I don’t think I’ve ever written about Raffaello Matarazzo, which is for me, after Roberto Rossellini, perhaps with Vittorio Cottafavi, the greatest of the many great Italian filmmakers. I don’t even know yet if I ever will feel able to do so, even if now, at long last, I have finally managed to watch Amore mio (1964), his last movie, and Guai ai vinti! (1957), and therefore seen at least 33 of the 42 films he directed. Because, for all my admiration for Matarazzo, I still have a (small) reserve about several of even his greatest movies, of which he can even be not wholly guilty, since this (very common) “fault” could (or rather, should) be attributed to his various screenwriters: the (for my taste) too frequent presence (and machinations) of evil people as causes of the misfortunes and melodramatic sufferings, misunderstandings and conflicts of the protagonists (mostly women and children, but also men).
Since precisely that does not happen in Amore mio, which is one of the very few rare films by Matarazzo whose screenplay was single-handedly written by him, and furthermore, based on a storyline of his own, I am tempted to think this may have been his belated chance to free himself from the manicheist conventions of Italian melodrama.

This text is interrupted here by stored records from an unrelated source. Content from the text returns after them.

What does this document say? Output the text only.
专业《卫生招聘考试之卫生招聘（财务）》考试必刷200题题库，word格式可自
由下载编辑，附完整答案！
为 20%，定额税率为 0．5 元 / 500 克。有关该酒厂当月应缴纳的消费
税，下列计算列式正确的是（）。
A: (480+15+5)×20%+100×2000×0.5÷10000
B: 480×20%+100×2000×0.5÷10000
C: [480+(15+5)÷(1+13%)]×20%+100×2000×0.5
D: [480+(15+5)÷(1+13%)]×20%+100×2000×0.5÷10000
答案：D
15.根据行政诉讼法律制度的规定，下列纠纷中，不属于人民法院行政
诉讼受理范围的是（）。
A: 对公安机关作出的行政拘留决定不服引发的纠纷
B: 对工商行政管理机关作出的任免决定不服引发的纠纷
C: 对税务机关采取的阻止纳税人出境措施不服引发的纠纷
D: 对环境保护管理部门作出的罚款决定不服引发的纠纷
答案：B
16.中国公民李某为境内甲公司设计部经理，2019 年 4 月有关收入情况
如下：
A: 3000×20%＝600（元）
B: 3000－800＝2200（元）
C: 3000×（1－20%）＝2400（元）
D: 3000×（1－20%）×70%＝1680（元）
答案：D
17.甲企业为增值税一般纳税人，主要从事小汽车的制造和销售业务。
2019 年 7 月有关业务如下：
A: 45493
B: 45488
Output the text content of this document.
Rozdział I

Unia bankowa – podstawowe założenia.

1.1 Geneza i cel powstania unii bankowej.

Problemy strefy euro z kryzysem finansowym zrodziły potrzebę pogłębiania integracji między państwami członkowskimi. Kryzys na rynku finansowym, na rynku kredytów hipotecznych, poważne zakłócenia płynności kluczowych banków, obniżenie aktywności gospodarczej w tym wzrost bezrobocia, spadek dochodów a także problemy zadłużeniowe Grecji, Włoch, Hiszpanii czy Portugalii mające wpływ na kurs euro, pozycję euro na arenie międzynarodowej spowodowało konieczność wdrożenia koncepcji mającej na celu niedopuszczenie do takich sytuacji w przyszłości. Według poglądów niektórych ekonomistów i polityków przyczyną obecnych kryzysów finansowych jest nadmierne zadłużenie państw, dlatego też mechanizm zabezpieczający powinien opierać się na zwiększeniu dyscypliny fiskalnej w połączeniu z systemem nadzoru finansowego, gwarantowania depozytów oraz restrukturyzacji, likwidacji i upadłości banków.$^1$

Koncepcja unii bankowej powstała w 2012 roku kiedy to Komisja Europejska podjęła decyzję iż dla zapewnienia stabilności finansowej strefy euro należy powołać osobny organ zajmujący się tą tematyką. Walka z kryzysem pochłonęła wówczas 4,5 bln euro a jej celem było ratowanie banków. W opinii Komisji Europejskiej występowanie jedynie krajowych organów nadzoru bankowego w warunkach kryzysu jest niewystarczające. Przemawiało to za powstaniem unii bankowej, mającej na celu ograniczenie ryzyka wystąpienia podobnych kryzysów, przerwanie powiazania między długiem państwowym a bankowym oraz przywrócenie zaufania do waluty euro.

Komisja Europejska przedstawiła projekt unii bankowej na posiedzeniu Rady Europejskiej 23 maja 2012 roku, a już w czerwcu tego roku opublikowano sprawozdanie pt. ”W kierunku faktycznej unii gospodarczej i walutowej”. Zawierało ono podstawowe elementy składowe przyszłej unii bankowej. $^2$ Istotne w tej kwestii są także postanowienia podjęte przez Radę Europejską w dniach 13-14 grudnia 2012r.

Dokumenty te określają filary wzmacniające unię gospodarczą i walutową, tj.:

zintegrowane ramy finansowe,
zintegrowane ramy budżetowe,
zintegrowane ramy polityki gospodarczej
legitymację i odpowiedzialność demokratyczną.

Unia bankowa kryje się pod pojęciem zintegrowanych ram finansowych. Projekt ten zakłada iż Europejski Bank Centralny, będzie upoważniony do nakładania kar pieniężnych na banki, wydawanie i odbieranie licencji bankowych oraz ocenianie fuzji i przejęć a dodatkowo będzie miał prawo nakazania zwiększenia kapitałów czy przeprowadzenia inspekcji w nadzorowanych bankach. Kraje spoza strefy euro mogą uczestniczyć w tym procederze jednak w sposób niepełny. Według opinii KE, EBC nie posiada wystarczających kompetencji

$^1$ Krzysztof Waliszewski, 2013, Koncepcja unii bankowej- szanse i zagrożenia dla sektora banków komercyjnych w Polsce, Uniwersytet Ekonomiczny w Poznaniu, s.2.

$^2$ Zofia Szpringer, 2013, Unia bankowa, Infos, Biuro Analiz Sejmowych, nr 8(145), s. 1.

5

Amore mio, I must warn you, was made exactly half a century ago. It is therefore a quite old-fashioned movie. Since it happens in Italy, roughly at that time, the religious beliefs and social or moral prejudices were those then at work for a large part of society. Fifty years is a long time, and really lots of things have radically changed during these last 50 years, usually making our life better, at least more free, more comfortable and somewhat easier to live, although this has deprived the genre of melodrama and even the tragic visions of life it usually conveys of a lot of the issues which were its foundation or its most dramatic assets. Most of the things that happen in Amore mio and drive a young girl to an attempted suicide and several other characters to sadness or despair would be nowadays seen as something much more common and less serious, easier to solve or remedy or at least to cope with, perhaps as problems, hardly as tragedies. This the melodrama has lost, along with the sense of guilt, the notion of sin and a lot of barriers and of acts which were forbidden or considered dishonorable, and therefore is now a film genre almost as vanishing as the western and the musical. And this change in society, individual behavior and values has made old melodramas to age spectacularly.
But for me the main thing is not how ancient Amore mio has become, specially to younger people, but the fact that probably it was already when it was conceived and made, an old-fashioned movie in every sense, the same as it happened with some other “last films” by great filmmakers, in particular another made also in 1964 an equally naked and swift, Carl Theodor Dreyer’s Gertrud. The secret of both is pure emotion, without antics or embellishments.
And Matarazzo makes melodrama exist despite a complete absence of evil people: everybody in this film is good or learns to be better, everyone acts generously, even if sometimes mistakenly. And yet there is no happy ending. Which was not realistically feasible.
Texto preparatorio para la presentación de la película en el Festival de Locarno el 12 de agosto de 2014.